Anyone encounters this in the latest version also?

In my case it's even worse than that : the only way it works in my case is with a TF optimizer (from tf.train) that I wrap in TFOptimizer. I have tried both the object and the string/dictionary with the exact same parameters with no success. I am using RL though. I'll try to come up with a minimal example.
I updated to Keras 2.2.2 and TensorFlow 1.10 with no success. I was at 2.1.5 (I think) and TF 1.6.0 before.

@ShunyuanZ i actually got an opposite result. when using string to specify optimizer, i have reasonable learning but if pass as optimizer object, it learns nothing.
Anyone encounters this in the latest version also?

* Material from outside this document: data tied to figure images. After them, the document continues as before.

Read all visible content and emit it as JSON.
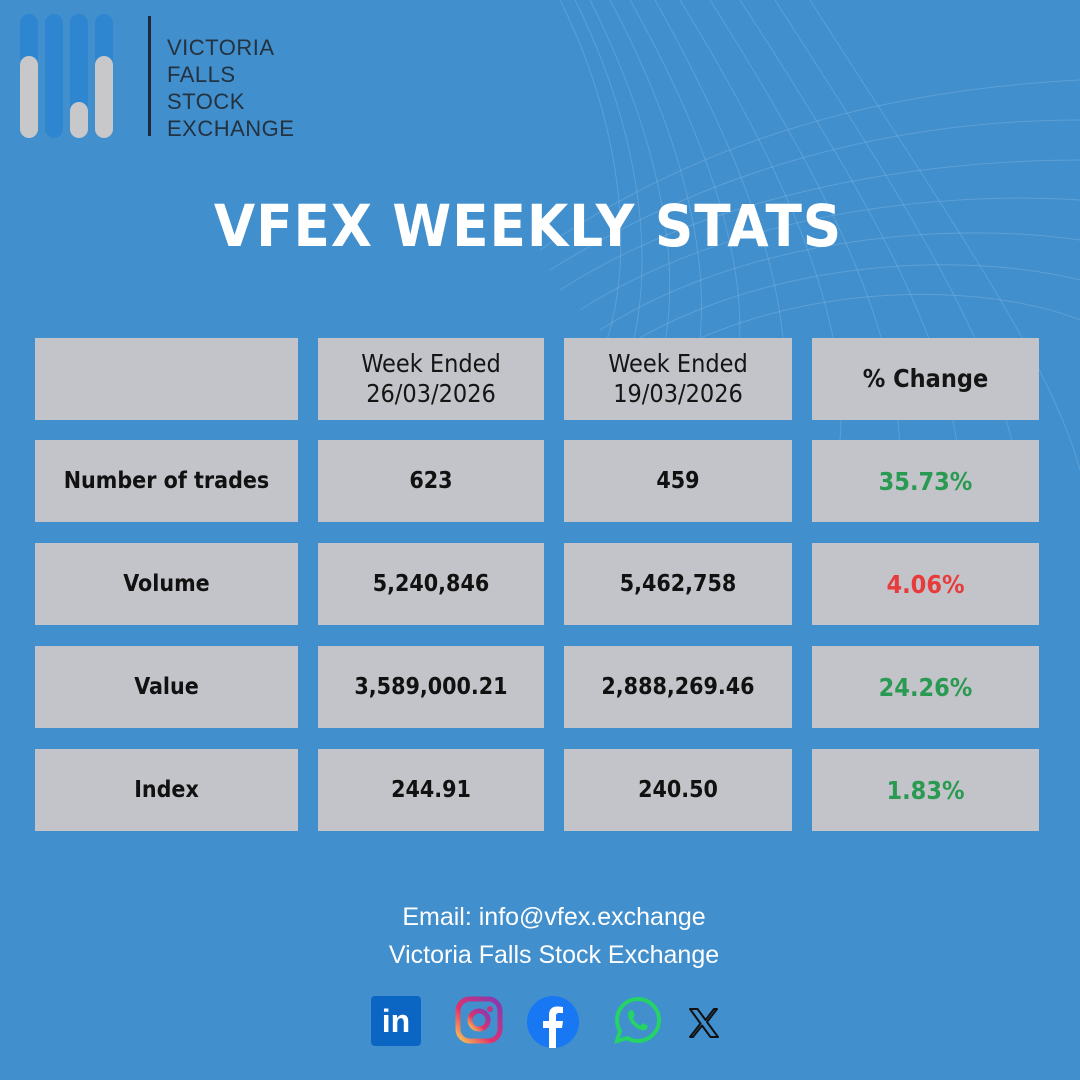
{
  "brand": {
    "logo_lines": [
      "VICTORIA",
      "FALLS",
      "STOCK",
      "EXCHANGE"
    ]
  },
  "title": "VFEX WEEKLY STATS",
  "table": {
    "headers": [
      "",
      "Week Ended",
      "Week Ended",
      "% Change"
    ],
    "header_dates": [
      "",
      "26/03/2026",
      "19/03/2026",
      ""
    ],
    "rows": [
      {
        "label": "Number of trades",
        "current": "623",
        "previous": "459",
        "change": "35.73%",
        "direction": "up"
      },
      {
        "label": "Volume",
        "current": "5,240,846",
        "previous": "5,462,758",
        "change": "4.06%",
        "direction": "down"
      },
      {
        "label": "Value",
        "current": "3,589,000.21",
        "previous": "2,888,269.46",
        "change": "24.26%",
        "direction": "up"
      },
      {
        "label": "Index",
        "current": "244.91",
        "previous": "240.50",
        "change": "1.83%",
        "direction": "up"
      }
    ]
  },
  "footer": {
    "email": "Email: info@vfex.exchange",
    "org": "Victoria Falls Stock Exchange"
  },
  "social": {
    "icons": [
      "linkedin-icon",
      "instagram-icon",
      "facebook-icon",
      "whatsapp-icon",
      "x-icon"
    ],
    "linkedin_text": "in"
  },
  "colors": {
    "background": "#418fcd",
    "cell": "#c2c4c9",
    "positive": "#2a9a52",
    "negative": "#e83b3b"
  }
}
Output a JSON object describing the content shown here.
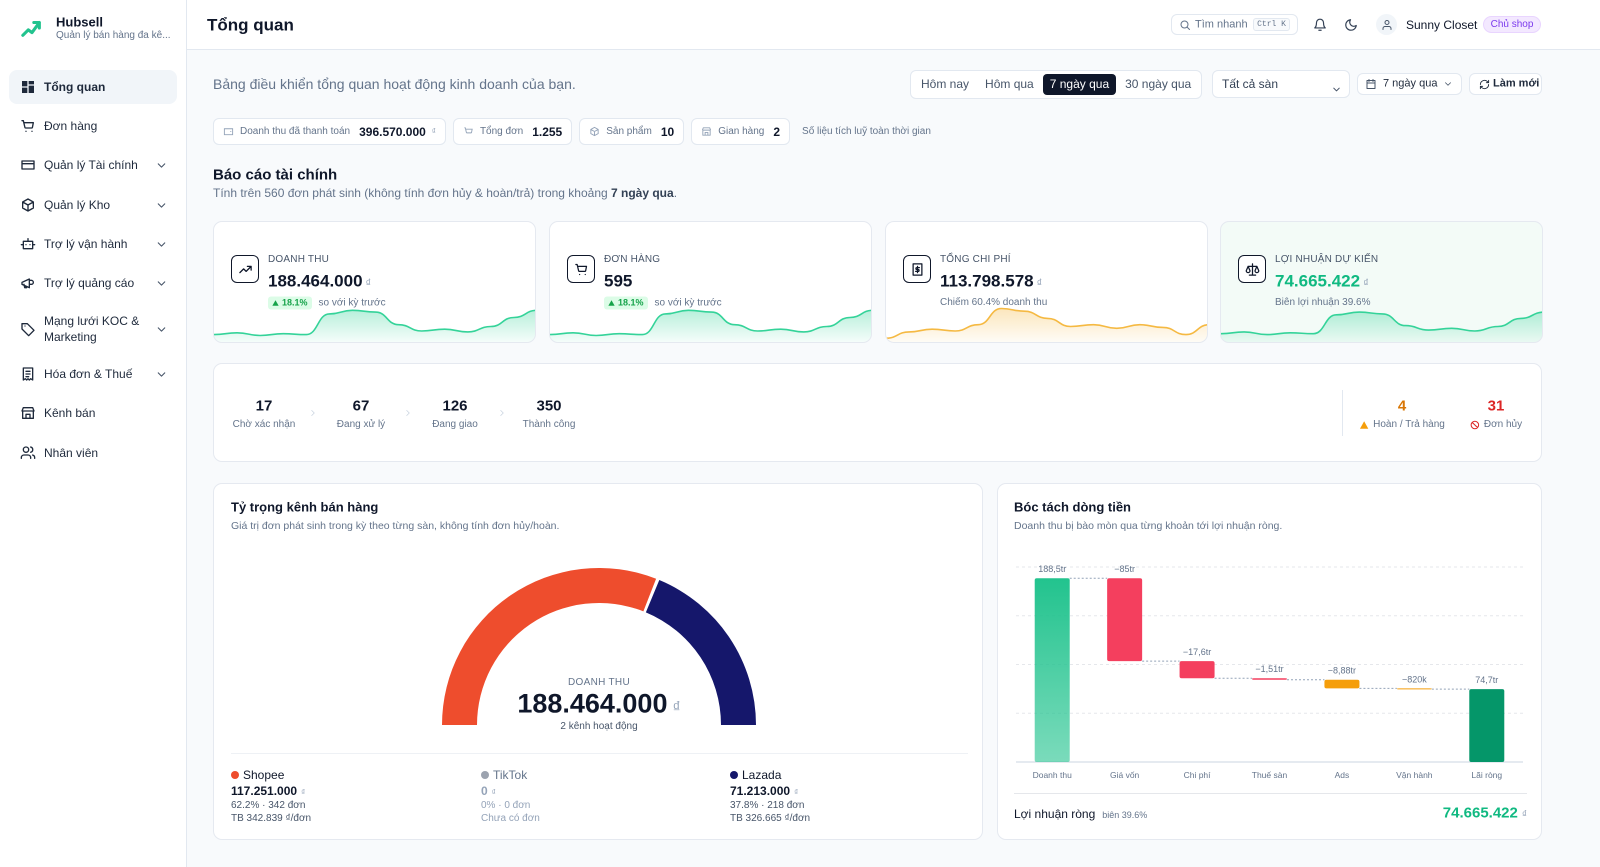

I'm facing the exact same issue as @flyfj . I have reasonable learning when I pass adam as string to the model compile line but no learning at all when I pass the Adam optimizer object.
adam = optimizers.Adam(lr=0.01)
rms = optimizers.RMSprop(lr=0.001)
1) model.compile(loss='binary_crossentropy',
optimizer="adam",
metrics=['accuracy']) # Works

2) adam = optimizers.Adam(lr=0.01)
model.compile(loss='binary_crossentropy',
optimizer=adam,
metrics=['accuracy']) # Does not work
I tried RMSprop but this issue does not seem to reproduce with that optimizer. Anybody know what's going on? Any help would be appreciated.
The Keras version is '2.2.4' with tensorflow's '1.14.0' version.